SA compares well with US on some HIV metrics
In December the United States Centers for Disease Control and Prevention (CDC) published its latest Vital Signs report setting out the state of that country’s HIV response. Drawing on estimates from the Thembisa mathematical model of HIV in South Africa, we made some comparisons between the HIV response in the two countries.
Similarities in testing and treatment
Around 86% of people in the United States living with HIV were aware that they were living with the virus in 2017. In South Africa this number is estimated to have been slightly higher in 2017 at 89%. Today it is estimated to be at around 91% in South Africa.
It is however harder to find and test people living with HIV in the United States since only around 0.3% of the population is estimated to be living with HIV, compared to 12.9% in South Africa.

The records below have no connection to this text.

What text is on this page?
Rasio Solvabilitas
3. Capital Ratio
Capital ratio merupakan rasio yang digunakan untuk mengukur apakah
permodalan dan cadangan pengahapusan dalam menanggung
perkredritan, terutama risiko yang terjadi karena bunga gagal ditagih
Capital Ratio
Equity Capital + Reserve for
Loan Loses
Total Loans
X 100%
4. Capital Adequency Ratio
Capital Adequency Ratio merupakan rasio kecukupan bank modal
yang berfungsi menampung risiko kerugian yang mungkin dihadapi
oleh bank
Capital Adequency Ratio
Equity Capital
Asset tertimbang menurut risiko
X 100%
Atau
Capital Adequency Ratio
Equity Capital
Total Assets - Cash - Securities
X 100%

In the United States around 63% of people living with HIV were virally suppressed in 2017 (which means antiretroviral medicines have suppressed the virus to the extent that it is undetectable with standard tests). In South Africa this number is very similar, with around 65% of people living with HIV estimated to be virally suppressed in 2017 (rising to around 73% today).
Very different epidemics
While the above numbers are quite similar, the two countries do have very different epidemics in key respects.
An estimated 7.5 million people in South Africa are living with HIV. This is around 12.9% of the country’s population, which is around 59 million people (according to the population estimate used in Thembisa).
By contrast, only around 1.1. million people out of the United States’ population of 330 million are estimated to be living with HIV (around 0.3%). This 1.1. million number is lower than in KwaZulu-Natal (2 million) and Gauteng (1.9 million) – but more than in any of South Africa’s other provinces.
Thus, while the US certainly has a substantial HIV epidemic, it is smaller than that of the South African epidemic in absolute terms, and much, much smaller in percentage terms.
Rate of new infections
According to the CDC from 2013 to 2017 the rate of new infections in the US was relatively stable at around 38 000 per year.
In South Africa there is estimated to have been more than six times as many new HIV infections in 2017 at around 249 000.
But while new infections are relatively stable in the US, in South Africa there is a clear downward trend in recent years. The projected number for 2019 is just under 200 000.
*Note: We acknowledge that there are many other differences and nuances to the HIV epidemics in the two countries that are beyond the scope of this article.